Алтай и Карпаты… Они оказались удивительным образом соединены, связаны в ее судьбе одной и той же, как и во все эти годы, единой пятидесятой параллелью, курсом, который и теперь светился на картушке полетного компаса.

Гудел мотор, искрились просветленные дали, изредка под самым крылом проплывали снеговые вершины - не чисто-белые, а уже подтаявшие, причудливой формы, похожие на случайные, брошенные невпопад заплаты. Левее Ужгорода, от перевала, где просматривалась полоска горной дороги, навстречу самолету взметнулись было веером желтые трассы зенитного "эрликона", однако Ефросинья тут же ушла от них резким скольжением, затем снова набрала высоту и поднялась на свой предельный потолок. Оставшаяся часть маршрута прошла спокойно.

На подходе ко Львову Ефросинья встала в круг, издали примериваясь к знакомому аэродрому: он был забит самолетами. Не стоило лепиться на взлетно-посадочную бетонку вместе с бомбардировщиками, мешать им, поэтому она плавно притерла свою "тридцатку" на краю летного поля, на сухую ровную лужайку. Потом также скромненько зарулила на дальний фланг самолетной стоянки и выключила мотор.

Вылезла на крыло, сдернула шлем - теплынь, душистая весенняя благодать! Здесь и ветерок был особенный, приятный, пахнущий мирной безмятежностью. Позавидовала бомберам: слетали на ночь, отбомбились, и отдыхай себе, как у Христа за пазухой, на небо не гляди - никаких воздушных тревог, ни "мессеров", ни "юнкерсов". Немцев тут давно от этого отучили, не то что в Словакии, где гитлеровские стервятники все еще опасно огрызаются.

Просекову ждали: минуту спустя у самолета затормозил "виллис". Пожилой молчаливый капитан привез механика и часового, сначала проинструктировал обоих и только потом пригласил Ефросинью в машину, повез в штаб.

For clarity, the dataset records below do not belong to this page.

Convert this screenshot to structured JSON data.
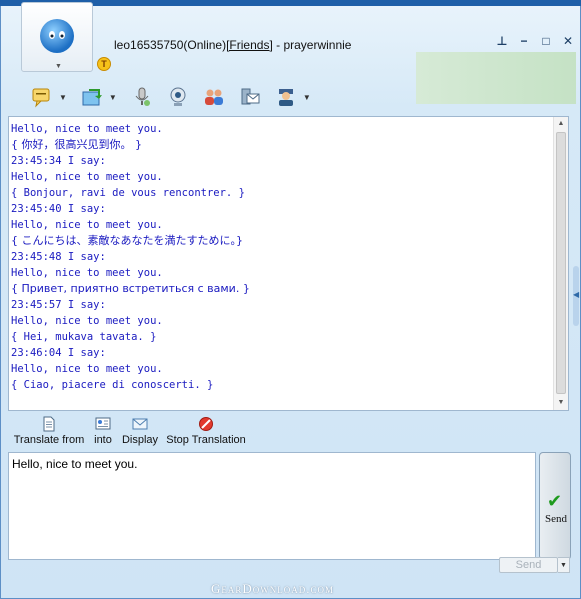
{
  "header": {
    "title_prefix": "leo16535750(Online)",
    "friends_link": "[Friends]",
    "title_suffix": " - prayerwinnie",
    "status_badge": "T"
  },
  "window_controls": {
    "pin": "⊥",
    "minimize": "−",
    "maximize": "□",
    "close": "✕"
  },
  "toolbar": {
    "items": [
      {
        "icon": "chat-bubble-icon",
        "has_dropdown": true
      },
      {
        "icon": "send-file-icon",
        "has_dropdown": true
      },
      {
        "icon": "microphone-icon",
        "has_dropdown": false
      },
      {
        "icon": "webcam-icon",
        "has_dropdown": false
      },
      {
        "icon": "group-icon",
        "has_dropdown": false
      },
      {
        "icon": "mail-icon",
        "has_dropdown": false
      },
      {
        "icon": "user-card-icon",
        "has_dropdown": true
      }
    ]
  },
  "chat": {
    "lines": [
      "Hello, nice to meet you.",
      "{ 你好，很高兴见到你。 }",
      "23:45:34 I say:",
      "Hello, nice to meet you.",
      "{ Bonjour, ravi de vous rencontrer. }",
      "23:45:40 I say:",
      "Hello, nice to meet you.",
      "{ こんにちは、素敵なあなたを満たすために。}",
      "23:45:48 I say:",
      "Hello, nice to meet you.",
      "{ Привет, приятно встретиться с вами. }",
      "23:45:57 I say:",
      "Hello, nice to meet you.",
      "{ Hei, mukava tavata. }",
      "23:46:04 I say:",
      "Hello, nice to meet you.",
      "{ Ciao, piacere di conoscerti. }"
    ]
  },
  "translation_bar": {
    "translate_from": "Translate from",
    "into": "into",
    "display": "Display",
    "stop": "Stop Translation"
  },
  "input": {
    "value": "Hello, nice to meet you."
  },
  "send": {
    "big_label": "Send",
    "small_label": "Send"
  },
  "watermark": "GearDownload.com",
  "colors": {
    "chat_text": "#1a1ac0",
    "window_bg": "#d6e9f7",
    "accent": "#1e5fa8"
  }
}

Через час она уже освободилась, пообедала в летной столовой, но от отдыха в предоставленной комнате отказалась. Грех было бока пролеживать в такой славный апрельский вечер, да и, честно говоря, уж очень ее тянуло побродить у аэродромного здания, у стационарного КДП, -здесь так много напоминало о недавнем прошлом!..

Вот тут, у этого гранитного парапета, в октябре прошлого года она вышла из "доджа", на котором полковник Дагоев украл ее из госпиталя. Кругом еще много было развалин, разрушенным лежало и это левое крыло штабного здания. Ефросинья вспомнила: груды кирпича, осыпи стен, густо присыпанные кленовым листопадом, показались тогда ей какими-то старыми, почти древними руинами. Теперь ничего похожего: стекло и бетон, новенькие полированные двери, перила. Только тот же пятнистый, выщербленный осколками каменный парапет.

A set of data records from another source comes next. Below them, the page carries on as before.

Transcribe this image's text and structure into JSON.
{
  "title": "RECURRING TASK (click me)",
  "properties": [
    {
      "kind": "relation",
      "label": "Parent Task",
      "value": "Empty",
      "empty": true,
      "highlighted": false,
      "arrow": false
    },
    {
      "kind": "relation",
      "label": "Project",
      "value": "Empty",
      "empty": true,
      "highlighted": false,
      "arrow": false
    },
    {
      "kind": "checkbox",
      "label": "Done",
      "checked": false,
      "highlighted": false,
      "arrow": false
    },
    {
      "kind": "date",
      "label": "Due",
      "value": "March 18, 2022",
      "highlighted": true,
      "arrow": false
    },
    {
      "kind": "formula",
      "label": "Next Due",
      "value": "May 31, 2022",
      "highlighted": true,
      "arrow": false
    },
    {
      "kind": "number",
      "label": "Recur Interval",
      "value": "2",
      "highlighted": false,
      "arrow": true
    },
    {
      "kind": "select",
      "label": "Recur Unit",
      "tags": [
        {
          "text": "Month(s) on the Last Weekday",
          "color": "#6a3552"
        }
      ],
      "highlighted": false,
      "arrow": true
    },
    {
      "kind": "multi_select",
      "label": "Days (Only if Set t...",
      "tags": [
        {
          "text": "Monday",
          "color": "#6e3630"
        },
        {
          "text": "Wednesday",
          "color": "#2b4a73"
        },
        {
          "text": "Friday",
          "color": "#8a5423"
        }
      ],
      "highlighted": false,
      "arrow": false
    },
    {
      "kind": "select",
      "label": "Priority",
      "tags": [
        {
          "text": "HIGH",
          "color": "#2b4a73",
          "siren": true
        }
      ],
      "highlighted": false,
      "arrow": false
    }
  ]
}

Она навсегда запомнила осенний аэродром: сырой воздух, запах мокрых листьев и рулящая в реве моторов грозная дагоевская "пешка". Этот рев был для нее наполнен сплошным ликованием - она возвращалась в авиацию, она рождалась заново!

Ефросинья сняла кожаную куртку, перебросила через руку, разглядывая себя в огромном зеркальном стекле штабного вестибюля. Грустно усмехнулась: похудела, сдала, заметно сдала… Да и постарела, пожалуй, не зря же в последнее время от комплиментов отвыкать начала - редкими они стали в ее адрес. А может, мужики-летчики посерьезнели к концу войны?..

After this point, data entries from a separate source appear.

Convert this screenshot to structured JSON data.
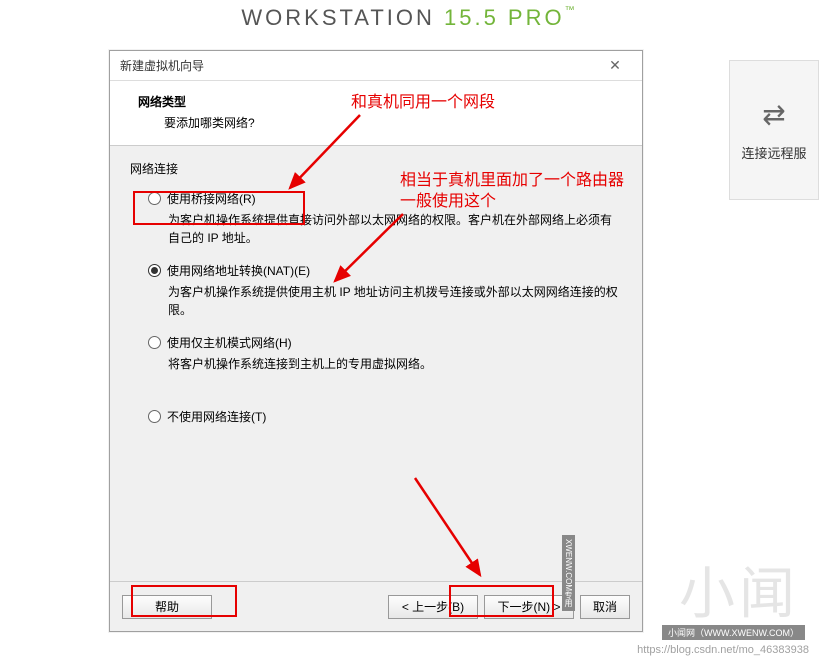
{
  "background": {
    "product_prefix": "WORKSTATION ",
    "product_version": "15.5 PRO",
    "right_panel_label": "连接远程服"
  },
  "dialog": {
    "title": "新建虚拟机向导",
    "header_title": "网络类型",
    "header_sub": "要添加哪类网络?",
    "group_label": "网络连接",
    "radios": [
      {
        "label": "使用桥接网络(R)",
        "desc": "为客户机操作系统提供直接访问外部以太网网络的权限。客户机在外部网络上必须有自己的 IP 地址。"
      },
      {
        "label": "使用网络地址转换(NAT)(E)",
        "desc": "为客户机操作系统提供使用主机 IP 地址访问主机拨号连接或外部以太网网络连接的权限。"
      },
      {
        "label": "使用仅主机模式网络(H)",
        "desc": "将客户机操作系统连接到主机上的专用虚拟网络。"
      },
      {
        "label": "不使用网络连接(T)",
        "desc": ""
      }
    ],
    "selected_index": 1,
    "footer": {
      "help": "帮助",
      "back": "< 上一步(B)",
      "next": "下一步(N) >",
      "cancel": "取消"
    }
  },
  "annotations": {
    "anno1": "和真机同用一个网段",
    "anno2_line1": "相当于真机里面加了一个路由器",
    "anno2_line2": "一般使用这个"
  },
  "watermark": {
    "text": "小闻",
    "bar": "小闻网（WWW.XWENW.COM）",
    "vertical": "XWENW.COM专用"
  },
  "blog_url": "https://blog.csdn.net/mo_46383938",
  "colors": {
    "annotation": "#e60000",
    "accent_green": "#73b53a"
  }
}
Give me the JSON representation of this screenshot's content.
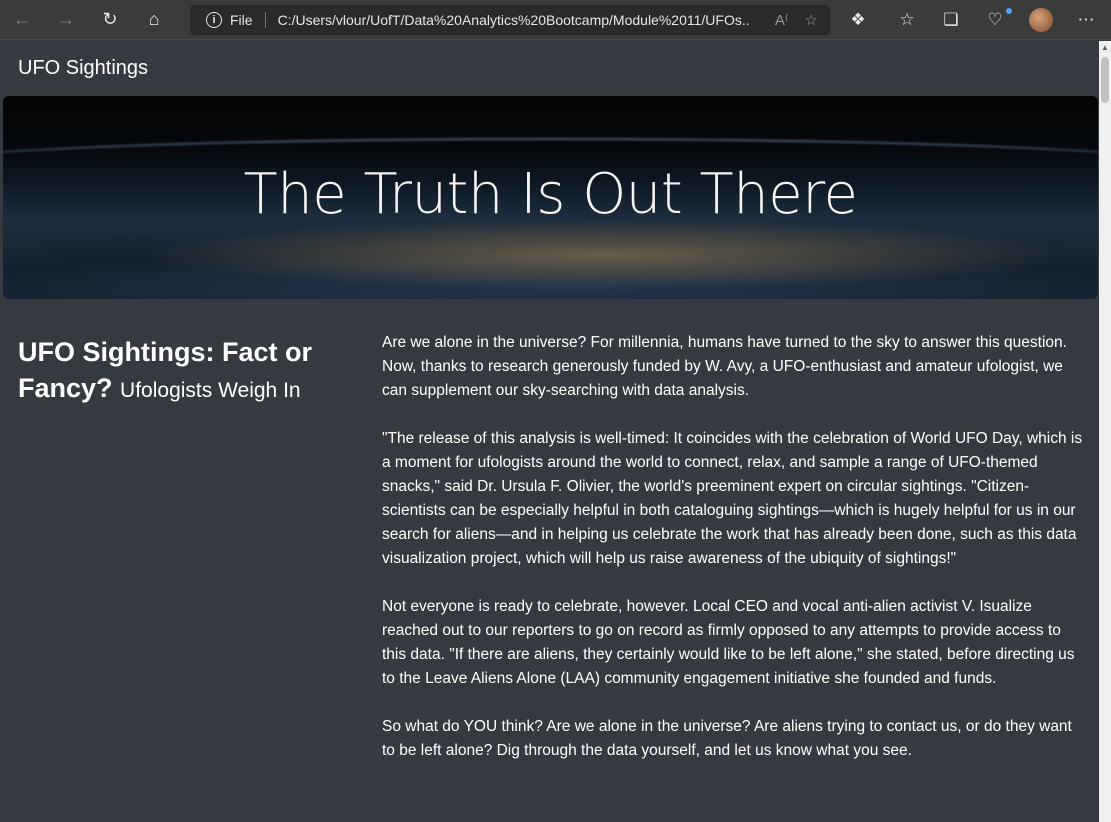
{
  "browser": {
    "file_label": "File",
    "url": "C:/Users/vlour/UofT/Data%20Analytics%20Bootcamp/Module%2011/UFOs..."
  },
  "navbar": {
    "brand": "UFO Sightings"
  },
  "hero": {
    "title": "The Truth Is Out There"
  },
  "sidebar": {
    "heading": "UFO Sightings: Fact or Fancy?",
    "subheading": "Ufologists Weigh In"
  },
  "article": {
    "paragraphs": [
      "Are we alone in the universe? For millennia, humans have turned to the sky to answer this question. Now, thanks to research generously funded by W. Avy, a UFO-enthusiast and amateur ufologist, we can supplement our sky-searching with data analysis.",
      "\"The release of this analysis is well-timed: It coincides with the celebration of World UFO Day, which is a moment for ufologists around the world to connect, relax, and sample a range of UFO-themed snacks,\" said Dr. Ursula F. Olivier, the world's preeminent expert on circular sightings. \"Citizen-scientists can be especially helpful in both cataloguing sightings—which is hugely helpful for us in our search for aliens—and in helping us celebrate the work that has already been done, such as this data visualization project, which will help us raise awareness of the ubiquity of sightings!\"",
      "Not everyone is ready to celebrate, however. Local CEO and vocal anti-alien activist V. Isualize reached out to our reporters to go on record as firmly opposed to any attempts to provide access to this data. \"If there are aliens, they certainly would like to be left alone,\" she stated, before directing us to the Leave Aliens Alone (LAA) community engagement initiative she founded and funds.",
      "So what do YOU think? Are we alone in the universe? Are aliens trying to contact us, or do they want to be left alone? Dig through the data yourself, and let us know what you see."
    ]
  },
  "icons": {
    "back": "arrow-left",
    "forward": "arrow-right",
    "refresh": "refresh",
    "home": "home",
    "info": "info-circle",
    "read_aloud": "read-aloud",
    "favorite_add": "star-plus",
    "extensions": "puzzle",
    "favorites": "star-list",
    "collections": "collections",
    "browser_essentials": "heart-shield",
    "menu": "ellipsis"
  },
  "colors": {
    "page_bg": "#343a40",
    "chrome_bg": "#3b3b3b",
    "text": "#ffffff"
  }
}
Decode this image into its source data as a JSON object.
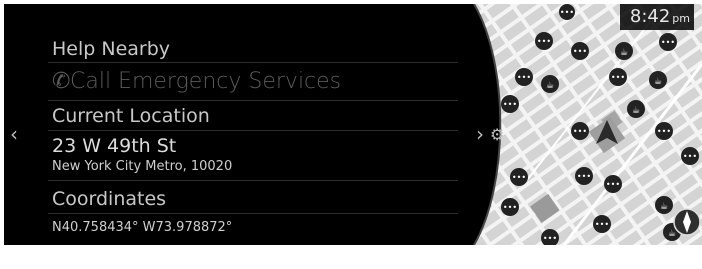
{
  "clock": {
    "time": "8:42",
    "ampm": "pm"
  },
  "help": {
    "title": "Help Nearby",
    "call_label": "Call Emergency Services"
  },
  "location": {
    "title": "Current Location",
    "street": "23 W 49th St",
    "city": "New York City Metro, 10020"
  },
  "coordinates": {
    "title": "Coordinates",
    "value": "N40.758434° W73.978872°"
  },
  "icons": {
    "back": "chevron-left-icon",
    "forward": "chevron-right-icon",
    "settings": "gear-icon",
    "phone": "phone-icon",
    "compass": "compass-icon",
    "position": "navigation-arrow-icon",
    "poi": "poi-marker-icon"
  },
  "colors": {
    "background": "#000000",
    "map_base": "#f2f2f2",
    "map_block": "#cfcfcf",
    "poi": "#222222"
  }
}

Смешно получается. Истинно по-бабьи: когда закидывались на нее - не нравилось. А теперь вроде бы и жалко, вроде чего-то не хватает, недостает.

Николая не хватает, если уж говорить честно и по-серьезному…

Слева через ворота на аэродром ворвалась зеленая санитарная машина, лихо развернулась, подвывая сиреной, и встала прямо напротив Ефросиньи. "Чего это их сюда принесло? - удивилась она. - Ежели срочный раненый, так везут прямо к самолету…".

Но никакого раненого, оказывается, не было, просто шофер-лихач подвез свое медицинское начальство: из кабины выскочил полковник в узких серебряных погонах, подхватил небольшой чемодан и направился к Ефросинье, делая знаки: дескать, один момент, надо навести справку.

А Ефросинья враз похолодела, приросла к месту: полковник в мятой фуражке был не кто иной, как главврач того самого госпиталя, из которого она сбежала полгода назад! Конечно он: седой, краснощекий, носатый. Да и не могла она ошибиться в человеке, который трижды резал ее на операционном столе.

"Пропала!.." - ахнула она, зачем-то поспешно напяливая куртку. Бежать было поздно, полковник уже приближался, изумленно щуря глаза.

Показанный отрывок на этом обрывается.